One of the refinements proposed for the OLGA system is to consider only the metaplasia and its extension to express the stage of atrophy.32 These authors stressed that atrophy with OLGA, in inter-observer comparison, had a substantial kappa (0.6), but it was excellent (0.9) for all cases with metaplastic atrophy. This was called Operative Link on Gastric Intestinal Metaplasia Assessment, or its acronym: OLGIM. Hence his proposal: just recognize the metaplastic atrophy, which has better inter-observer agreement.
Rugge et al.33 compared 4552 gastric biopsies with OLGIM and OLGA systems. They found 243 cases with OLGA stage 3 and 4 against 229 with equivalent OLGIM stages. Similarly, in two of the 34 cases of intestinal gastric adenocarcinoma, the OLGIM system showed stage 2 atrophy. Therefore, considering only cases with metaplastic atrophy (OLGIM) could ignore a few cases deserving follow-up. In our opinion,34 the main difficulty in recognizing non-metaplastic atrophy is related to the lack of interest in consistently reporting atrophy, and the oft-cited difficulty there may be in recognizing it in biopsies of gastric antrum. However this is not an insurmountable difficulty.
In 22 of the 28 cases of IGA we saw metaplastic or partly metaplastic atrophy in the surrounding mucosa. We divided it into complete, incomplete, and mixed forms. We wonder whether the specific type of metaplasia has specific relationship with IGA, which is yet to be determined.35-37 This material will be subject to further study.

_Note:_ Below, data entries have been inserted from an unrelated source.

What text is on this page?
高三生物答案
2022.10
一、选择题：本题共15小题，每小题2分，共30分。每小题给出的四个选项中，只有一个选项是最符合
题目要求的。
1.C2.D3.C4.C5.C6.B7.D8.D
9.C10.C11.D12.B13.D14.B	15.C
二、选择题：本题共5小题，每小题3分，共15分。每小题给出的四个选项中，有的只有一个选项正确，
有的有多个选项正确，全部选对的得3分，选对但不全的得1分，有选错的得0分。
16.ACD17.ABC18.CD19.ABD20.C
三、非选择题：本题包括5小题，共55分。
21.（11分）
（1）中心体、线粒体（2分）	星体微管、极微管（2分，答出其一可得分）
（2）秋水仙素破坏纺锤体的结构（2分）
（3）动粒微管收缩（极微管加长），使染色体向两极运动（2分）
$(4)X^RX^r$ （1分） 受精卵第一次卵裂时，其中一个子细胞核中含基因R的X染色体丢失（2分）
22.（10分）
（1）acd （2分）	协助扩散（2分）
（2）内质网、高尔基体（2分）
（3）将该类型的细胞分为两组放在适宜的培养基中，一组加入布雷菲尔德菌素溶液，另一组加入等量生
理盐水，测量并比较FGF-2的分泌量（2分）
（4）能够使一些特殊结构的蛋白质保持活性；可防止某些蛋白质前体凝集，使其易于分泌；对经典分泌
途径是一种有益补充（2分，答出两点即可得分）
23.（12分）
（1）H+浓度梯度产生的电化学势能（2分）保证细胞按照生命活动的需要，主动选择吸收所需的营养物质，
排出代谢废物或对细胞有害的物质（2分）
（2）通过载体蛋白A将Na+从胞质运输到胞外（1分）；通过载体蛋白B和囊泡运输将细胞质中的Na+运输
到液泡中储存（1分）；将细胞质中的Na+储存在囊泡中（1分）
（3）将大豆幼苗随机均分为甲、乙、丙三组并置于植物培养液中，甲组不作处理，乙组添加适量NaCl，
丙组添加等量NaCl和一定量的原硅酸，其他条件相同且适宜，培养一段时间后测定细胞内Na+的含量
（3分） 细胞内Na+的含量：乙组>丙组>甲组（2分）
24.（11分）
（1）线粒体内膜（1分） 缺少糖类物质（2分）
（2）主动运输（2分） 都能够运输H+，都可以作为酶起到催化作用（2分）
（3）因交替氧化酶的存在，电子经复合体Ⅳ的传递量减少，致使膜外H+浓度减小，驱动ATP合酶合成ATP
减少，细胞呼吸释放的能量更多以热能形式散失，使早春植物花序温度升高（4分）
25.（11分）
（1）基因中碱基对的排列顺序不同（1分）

Four of the 28 subjects with IGA had early atrophy, stages 0 to 2 with the OLGA system, i.e., without increased risk of cancer. Two cases showed wide, high-grade gastric foveolar adenoma and intraepithelial neoplasia in surrounding mucosa. The remaining two, totaling four, were found seated in the gastric fundus. These could be conditions of exception, not registered until now, for the OLGA system in its ability to recognize premalignant disease.

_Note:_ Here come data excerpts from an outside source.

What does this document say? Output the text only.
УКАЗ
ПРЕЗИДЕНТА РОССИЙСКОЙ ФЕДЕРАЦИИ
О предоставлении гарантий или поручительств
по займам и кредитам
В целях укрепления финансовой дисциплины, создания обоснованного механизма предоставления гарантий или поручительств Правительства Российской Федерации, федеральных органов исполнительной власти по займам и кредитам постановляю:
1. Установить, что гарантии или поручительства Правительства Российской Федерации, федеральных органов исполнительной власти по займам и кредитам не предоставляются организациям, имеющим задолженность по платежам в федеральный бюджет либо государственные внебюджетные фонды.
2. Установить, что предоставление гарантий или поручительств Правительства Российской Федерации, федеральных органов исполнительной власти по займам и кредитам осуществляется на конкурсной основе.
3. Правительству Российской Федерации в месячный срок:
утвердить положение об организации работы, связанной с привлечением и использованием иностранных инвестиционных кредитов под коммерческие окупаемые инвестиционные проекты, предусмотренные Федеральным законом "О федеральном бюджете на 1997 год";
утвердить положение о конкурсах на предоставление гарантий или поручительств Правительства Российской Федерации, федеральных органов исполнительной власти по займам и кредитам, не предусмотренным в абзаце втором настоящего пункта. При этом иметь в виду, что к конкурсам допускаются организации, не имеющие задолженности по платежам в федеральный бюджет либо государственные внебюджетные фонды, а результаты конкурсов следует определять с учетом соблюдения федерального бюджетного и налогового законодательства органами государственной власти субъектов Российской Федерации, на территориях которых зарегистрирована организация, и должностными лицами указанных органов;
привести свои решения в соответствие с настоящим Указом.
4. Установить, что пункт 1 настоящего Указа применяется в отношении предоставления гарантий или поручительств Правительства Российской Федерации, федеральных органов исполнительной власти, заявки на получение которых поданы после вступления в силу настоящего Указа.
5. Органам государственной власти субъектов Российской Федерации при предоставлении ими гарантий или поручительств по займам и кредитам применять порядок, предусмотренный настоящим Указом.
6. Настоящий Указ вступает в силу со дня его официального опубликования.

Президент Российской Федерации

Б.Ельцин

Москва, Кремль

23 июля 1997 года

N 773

Foveolar adenomas are a very rare, causal condition of gastric adenocarcinoma. In Abraham38 series of subjects with foveolar adenomas, metaplastic atrophy was not found, as happened in our two cases. Conversely, Youn Park39 in their series of patients with foveolar adenomas found intestinal metaplasia and dysplasia. These differences could have genetic or epidemiological grounds. Undoubtedly, it requires further research to clarify this apparent discrepancy.
With regard to the anatomic location, there are epidemiological differences regarding tumors proximal and distal to the stomach.3,40,41 Perhaps the atrophy valued here, in body and antrum, it is not related to tumors of the cardia. However, our data are scarce and require further validation studies.

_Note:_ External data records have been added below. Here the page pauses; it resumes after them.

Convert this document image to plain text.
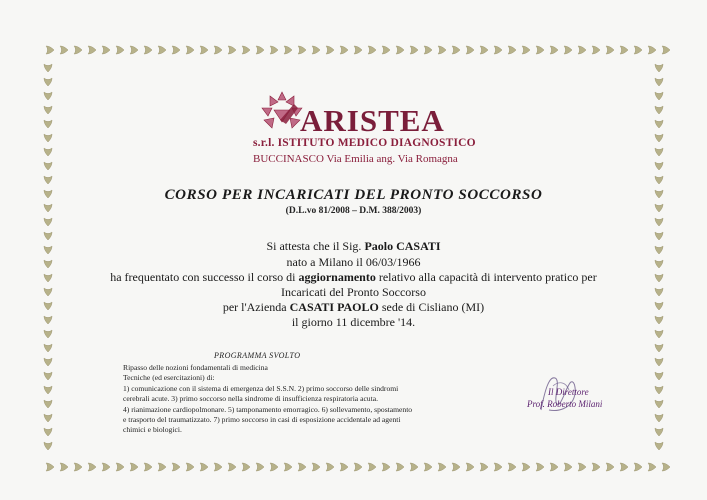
ARISTEA
s.r.l. ISTITUTO MEDICO DIAGNOSTICO
BUCCINASCO Via Emilia ang. Via Romagna
CORSO PER INCARICATI DEL PRONTO SOCCORSO
(D.L.vo 81/2008 – D.M. 388/2003)
Si attesta che il Sig. Paolo CASATI
nato a Milano il 06/03/1966
ha frequentato con successo il corso di aggiornamento relativo alla capacità di intervento pratico per
Incaricati del Pronto Soccorso
per l'Azienda CASATI PAOLO sede di Cisliano (MI)
il giorno 11 dicembre '14.
PROGRAMMA SVOLTO
Ripasso delle nozioni fondamentali di medicina
Tecniche (ed esercitazioni) di:
1) comunicazione con il sistema di emergenza del S.S.N. 2) primo soccorso delle sindromi
cerebrali acute. 3) primo soccorso nella sindrome di insufficienza respiratoria acuta.
4) rianimazione cardiopolmonare. 5) tamponamento emorragico. 6) sollevamento, spostamento
e trasporto del traumatizzato. 7) primo soccorso in casi di esposizione accidentale ad agenti
chimici e biologici.
Il Direttore
Prof. Roberto Milani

Finally, on the predominance of women in the study we believe that is a biased datum. At the cancer hospital where we got the data, we recovered only those cases that met our inclusion criteria. In no way is this an attempt to study the prevalence of gastric adenocarcinoma.
The OLGA system, not the Sydney, reliably recognizes and stages preneoplastic changes in surrounding mucosa in patients with intestinal gastric carcinoma. We found conditions that could be the exception by which OLGA recognizes premalignant lesions: 1) foveolar adenomas with IEN, and 2) the proximal stomach tumors. We propose that the presence of IEN should be emphasized as part of the diagnosis.
Thanks to Dr. Gabriela Medina who selflessly shared all her knowledge with us for the publication of the manuscript.
Conflict of interest statement: The authors have completed and submitted the form translated into Spanish for the declaration of potential conflicts of interest of the International Committee of Medical Journal Editors, and none were reported in relation to this article.